Malgré l’importance stratégique de ces technologies et le fait que les péripéties boursières sont connues depuis 2018, l’État a maintenu un désintérêt constant pour la santé du groupe. Une inaction d’autant plus troublante étant donné la présence d’un allié de taille au sein du conseil d’administration entre novembre 2020 et novembre 2023 : l’ancien Premier ministre Edouard Philippe. Rémunéré plus de 70.000 euros par an pour suivre l’activité d’Atos, il semble s’être contenté d’assister passivement à la spectaculaire division par dix du prix de l’action du groupe.
Rémunéré plus de 70.000 euros par an pour suivre l’activité d’Atos, Edouard Philippe semble s’être contenté d’assister passivement à la spectaculaire division par dix du prix de l’action du groupe.
Fin 2023, plusieurs parlementaires de tous bords finissent néanmoins par saisir le taureau par les cornes. Un amendement du député socialiste de l’Eure Philippe Brun pour nationaliser les filiales Worldgrid et BDS est voté en commission des finances pour éviter de voir ces technologies critiques passer sous pavillon étranger. Préférant s’en remettre à la main invisible du marché, le gouvernement s’oppose farouchement à cette proposition et censure l’amendement lors du passage en force du budget 2024 via le recours à l’article 49-3 de la Constitution. Début avril 2024, une nouvelle offre de rachat est annoncée par la direction. Portée par l’actionnaire principal d’Atos David Layani et soutenue par le fonds de private equity Butler Capital Partners – créé par un énarque passé chez Goldman Sachs – celle-ci est présentée par ses promoteurs comme la seule option « au service de la souveraineté européenne et de la défense de nos intérêts nationaux ». Une affirmation qui ne manque pas d’air venant d’un pur financier et d’un chef d’entreprise qui use des mêmes méthodes que Breton pour faire grossir son groupe.

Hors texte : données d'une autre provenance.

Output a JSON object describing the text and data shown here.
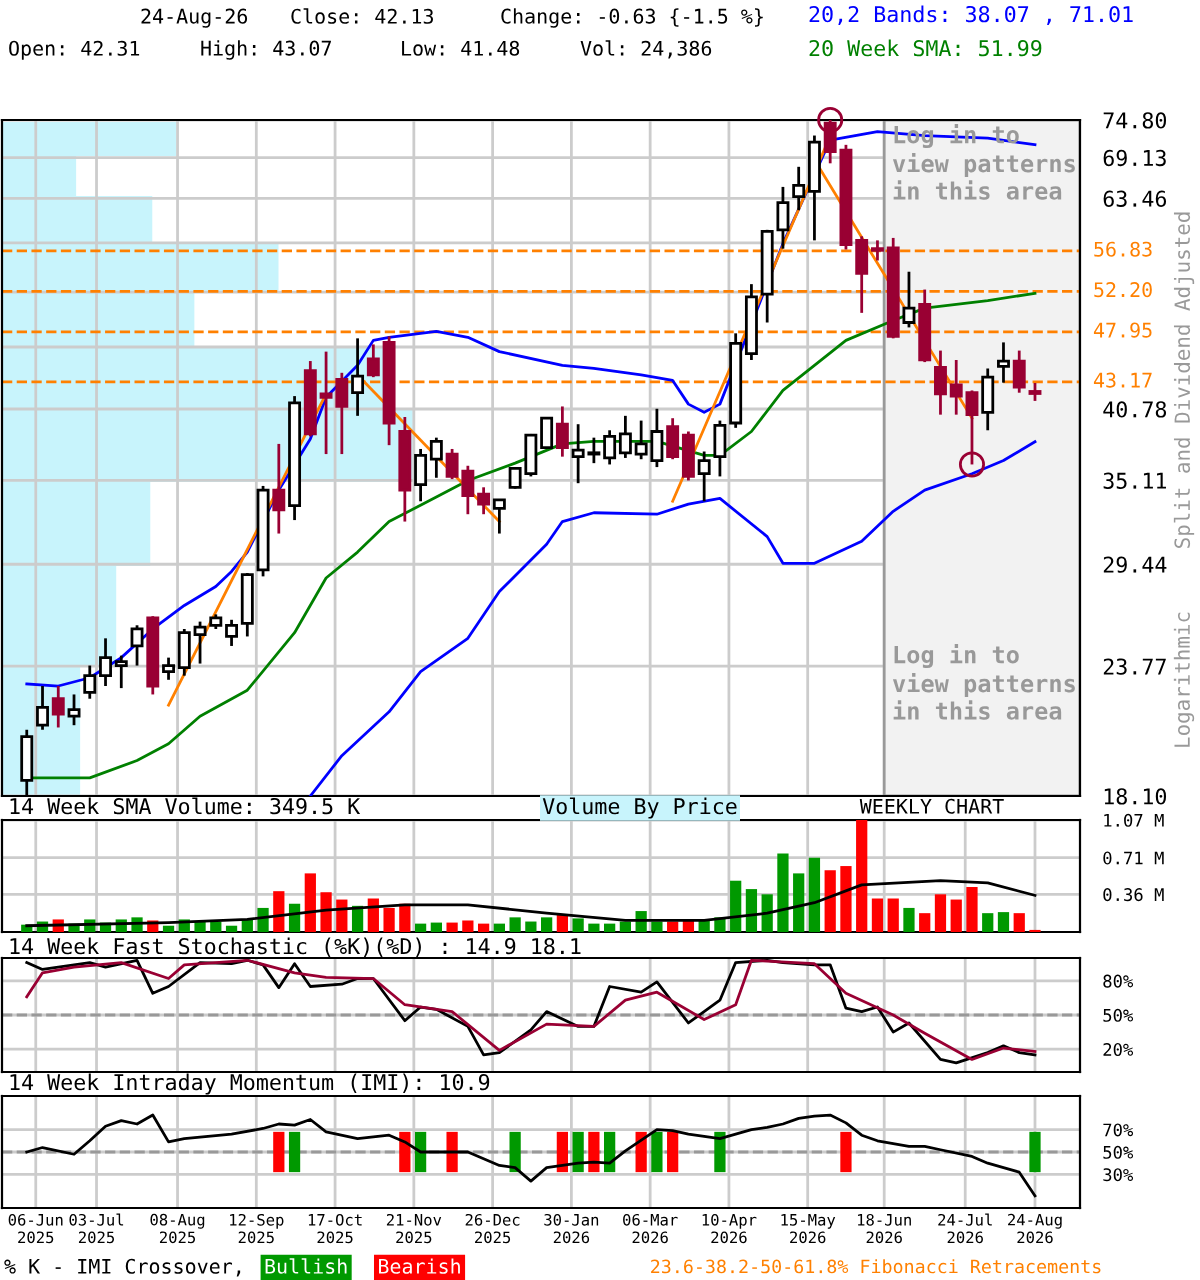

Finalement, sous la pression d’un scandale grandissant en pleine campagne européenne, et alors que Thierry Breton se verrait bien remplacer Ursula Von der Leyen à la tête de la Commission européenne, le gouvernement finit par réagir. Le 28 avril, Bruno Le Maire envoie une lettre d’intention annonçant l’intérêt de l’État pour racheter les activités jugées stratégiques, par l’intermédiaire de l’Agence des Participations de l’État. Les supercalculateurs utilisés pour simuler les essais nucléaires français, les serveurs liés à l’intelligence artificielle, l’informatique quantique et divers produits de cybersécurité seraient concernés, pour un coût total compris entre 700 millions et un milliards d’euros. Si le revirement total du gouvernement sur ce dossier est une bonne nouvelle, la nationalisation n’est pas encore faite. Par ailleurs, elle illustre une nouvelle fois le fameux adage « collectivisation des pertes, privatisations des profits ». Espérons néanmoins qu’elle serve de leçon pour éviter de reproduire encore les mêmes erreurs à l’avenir.